L. Determining eligibility based on resources. When
determining Medicaid eligibility, an individual shall be eligible in a month if
his countable resources were at or below the resource standard on any day of
such month.
M. Working individuals with disabilities eligible for
assistance under § 1902(a)(10)(A)(ii)(XV) of the Act who wish to increase
their personal resources while maintaining eligibility for Medicaid shall
establish Work Incentive (WIN) accounts. The Commonwealth will disregard up to
the current annual SSI (Social Security Act, § 1619(b)) threshold amount
(as established for Virginia by the Social Security Administration) held in WIN
accounts for workers with disabilities eligible for assistance under
§ 1902(a)(10)(A)(ii)(XV) of the Act. To be eligible for this resource
disregard, WIN accounts are subject to the following provisions:
1. Deposits to this account shall derive solely from the
individual's income earned after electing to enroll in the Medicaid Buy-In
(MBI) program.
2. The balance of this account shall not exceed the current
annual SSI (Social Security Act § 1619(b)) threshold amount (as established
for Virginia by the Social Security Administration).

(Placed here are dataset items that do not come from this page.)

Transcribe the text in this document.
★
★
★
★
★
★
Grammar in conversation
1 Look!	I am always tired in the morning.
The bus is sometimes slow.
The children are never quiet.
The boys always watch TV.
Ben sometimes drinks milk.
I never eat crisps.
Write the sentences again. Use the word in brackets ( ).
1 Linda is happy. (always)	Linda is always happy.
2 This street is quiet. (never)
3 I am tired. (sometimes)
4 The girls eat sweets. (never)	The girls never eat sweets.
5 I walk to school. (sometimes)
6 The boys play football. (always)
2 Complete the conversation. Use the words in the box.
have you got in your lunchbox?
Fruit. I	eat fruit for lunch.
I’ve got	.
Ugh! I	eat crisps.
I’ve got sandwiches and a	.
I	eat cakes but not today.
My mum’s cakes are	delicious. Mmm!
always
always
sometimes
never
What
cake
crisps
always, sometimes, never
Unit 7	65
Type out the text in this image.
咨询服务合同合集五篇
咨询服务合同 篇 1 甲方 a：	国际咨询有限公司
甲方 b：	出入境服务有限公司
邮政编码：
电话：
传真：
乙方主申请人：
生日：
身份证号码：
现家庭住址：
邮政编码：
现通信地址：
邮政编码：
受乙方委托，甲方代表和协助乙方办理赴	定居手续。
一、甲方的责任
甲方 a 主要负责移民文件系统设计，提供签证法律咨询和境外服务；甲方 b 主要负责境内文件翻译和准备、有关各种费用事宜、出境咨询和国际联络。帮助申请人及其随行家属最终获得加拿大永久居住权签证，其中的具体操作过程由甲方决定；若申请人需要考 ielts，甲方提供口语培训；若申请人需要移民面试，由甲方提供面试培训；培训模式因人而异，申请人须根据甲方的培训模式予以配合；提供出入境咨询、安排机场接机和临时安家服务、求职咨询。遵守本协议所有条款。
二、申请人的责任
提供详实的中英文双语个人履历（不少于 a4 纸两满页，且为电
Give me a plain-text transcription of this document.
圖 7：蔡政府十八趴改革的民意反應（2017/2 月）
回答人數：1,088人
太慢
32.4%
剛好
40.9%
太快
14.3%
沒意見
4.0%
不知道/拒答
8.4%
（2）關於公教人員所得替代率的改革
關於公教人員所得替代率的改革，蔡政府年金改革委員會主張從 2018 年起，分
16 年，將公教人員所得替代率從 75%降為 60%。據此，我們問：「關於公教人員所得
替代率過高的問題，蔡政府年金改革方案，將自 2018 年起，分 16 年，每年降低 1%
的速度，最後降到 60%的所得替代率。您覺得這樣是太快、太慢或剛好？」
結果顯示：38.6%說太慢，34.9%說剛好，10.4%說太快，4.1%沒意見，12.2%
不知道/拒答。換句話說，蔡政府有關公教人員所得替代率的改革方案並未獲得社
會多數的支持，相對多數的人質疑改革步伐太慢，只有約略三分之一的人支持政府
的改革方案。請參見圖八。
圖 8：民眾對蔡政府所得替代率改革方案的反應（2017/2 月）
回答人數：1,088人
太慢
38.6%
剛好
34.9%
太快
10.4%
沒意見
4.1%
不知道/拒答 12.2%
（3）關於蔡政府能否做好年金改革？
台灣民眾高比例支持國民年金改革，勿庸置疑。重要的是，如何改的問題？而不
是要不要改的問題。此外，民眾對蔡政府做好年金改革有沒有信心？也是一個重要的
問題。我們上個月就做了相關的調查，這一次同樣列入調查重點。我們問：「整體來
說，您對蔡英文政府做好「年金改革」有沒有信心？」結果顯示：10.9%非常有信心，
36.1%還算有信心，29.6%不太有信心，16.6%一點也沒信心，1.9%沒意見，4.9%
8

3. This account will be held separate from nonexempt resources
in accounts for which prior approval has been obtained from the department, and
for which the owner authorizes regular monitoring and reporting including
deposits, withdrawals, and other information deemed necessary by the department
for the proper administration of this provision.
4. A spouse's resources will not be deemed to the applicant
when determining whether or not the individual meets the financial eligibility
requirements for eligibility under this section.
5. Resources accumulated in the Work Incentive account shall
be disregarded in determining eligibility for aged, blind, and disabled
Medicaid-covered groups for one year after the individual leaves the Medicaid
Buy-In program.
6. In addition, excluded from
the resource and asset limit include amounts deposited in the following types
of IRS-approved accounts established as WIN accounts: retirement accounts,
medical savings accounts, medical reimbursement accounts, education accounts
and independence accounts. Assets retained in these WIN accounts shall be
disregarded for all future Medicaid eligibility determinations for aged, blind,
or disabled Medicaid-covered groups.
N. For all aged, blind, or disabled individuals, both
categorically needy and medically needy, the Commonwealth shall disregard as
resources amounts received as payment for involuntary sterilization under the
Virginia Eugenical Sterilization Act, beyond the allowable nine-month exclusion
by the SSI program's resource methodologies.
12VAC30-40-370. Variations from the basic personal needs
allowance.
For victims of Virginia's eugenical program, the
Commonwealth shall, in addition to the basic personal needs allowance (PNA),
increase the basic PNA by amounts received as payments for involuntary
sterilization under the Virginia Eugenical Sterilization Act.
VA.R. Doc. No. R16-4351; Filed April 14, 2017, 12:09 p.m.